If you had another table 'UserPosts' for e'g., yes it would be quicker to query that table, but the real question would be 'is your 'Posts' table really so large that you cant just query it for this count. The trade off on both approaches is obviously this:
1) having a separate audit table, then there is an overhead when adding, updating a post
2) not having a separate audit table, then overhead in querying the table directly
My gut instinct is always to design a system to record the data in a sensibly normalised fashion. I NEVER make tables based on the fact that it might be quicker to GET some data for reporting purposes. I would only create them, if the need arised and it was essential to incoroporate them then, i would incorporate it.
At the end of the day, i think unless your 'posts' table is ridiculously large (i.e. more than a few millions of records, then there should be no problem in querying it for a distinct user count, presuming it is indexed correctly, i.e. an index placed on the 'UserID' column.
If you're using this information purely for display purposes (i.e. user jonny has posted 73 times), then it's easy enough to get the info out from the DB once, cache it, and then update it (the cache), when or if a change detection occurs.
Performance on post or performance on performance on count? From a data purist perspective a recorded count is not the same as an actual count. You can watch the front door to an auditorium and add the people that come in and subtract those the leave but what if some sneak in the back door?

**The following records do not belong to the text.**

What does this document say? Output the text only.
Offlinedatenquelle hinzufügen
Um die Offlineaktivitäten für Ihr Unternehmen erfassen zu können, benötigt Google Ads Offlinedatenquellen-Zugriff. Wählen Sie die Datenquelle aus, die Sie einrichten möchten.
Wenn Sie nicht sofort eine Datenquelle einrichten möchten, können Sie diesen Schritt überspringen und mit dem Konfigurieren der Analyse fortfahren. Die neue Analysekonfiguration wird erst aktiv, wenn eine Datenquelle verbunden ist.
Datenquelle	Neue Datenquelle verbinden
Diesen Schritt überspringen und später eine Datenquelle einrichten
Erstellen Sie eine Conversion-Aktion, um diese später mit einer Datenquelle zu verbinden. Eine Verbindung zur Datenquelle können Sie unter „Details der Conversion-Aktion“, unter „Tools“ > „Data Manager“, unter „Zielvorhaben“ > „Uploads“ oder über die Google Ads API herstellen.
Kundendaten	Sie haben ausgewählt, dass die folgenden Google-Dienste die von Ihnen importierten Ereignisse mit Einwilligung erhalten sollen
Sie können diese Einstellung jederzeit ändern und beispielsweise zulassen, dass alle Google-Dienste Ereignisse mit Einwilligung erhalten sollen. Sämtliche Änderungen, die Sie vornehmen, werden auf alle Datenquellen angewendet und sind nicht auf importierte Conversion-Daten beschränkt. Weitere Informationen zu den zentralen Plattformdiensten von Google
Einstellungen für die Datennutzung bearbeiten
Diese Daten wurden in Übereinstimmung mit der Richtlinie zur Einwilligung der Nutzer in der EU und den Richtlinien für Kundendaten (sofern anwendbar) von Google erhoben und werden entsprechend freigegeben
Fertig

What if you bulk delete a problem topic? If you record the count then the a post is slowed down to calculate and record the count. For me data integrity is everything and I will count(star) every time. I just did a test on a table with 31 million row for a count(star) on an indexed column where the value had 424,887 rows - 1.4 seconds (on my P4 2 GB development machine as I intentionally under power my development server so I get punished for slow queries - on the production 8 core 16 GB server that count is less than 0.1 second). You can never guard your data from unexpected changes or errors in your program logic. Count(star) is the count and it is fast. If count(star) is slow you are going to have performance issues in other queries. I did star as the symbol caused a format change.
there are a whole pile of trade-offs, so no-one can give you the right answer. but here's an approach no-one else has mentioned:
you could use the "select where" query, but cache the result in a higher layer (memcache for example). so you code would look like:
count = memcache.get('article-count-' + user_id)
if count is None:
count = database.execute('select ..... where user_id = ' + user_id)
memcache.put('article-count-' + user_id, count)
and you would also need, when a user makes a new post
memcache.delete('article-count-' + user_id)
this will work best when the article count is used often, but updated rarely. it combines the advantage of efficient caching with the advantage of a normalized database. but it is not a good solution if the article count is needed only rarely (in which case, is optimisation necessary at all?). another unsuitable case is when someone's article count is needed often, but it is almost always a different person.
a further advantage of an approach like this is that you don't need to add the caching now. you can use the simplest database design and, if it turns out to be important to cache this data, add the caching later (without needing to change your schema).
more generally: you don't need to cache in your database. you could also put a cache "around" your database. something i have done with java is to use caching at the ibatis level, for example.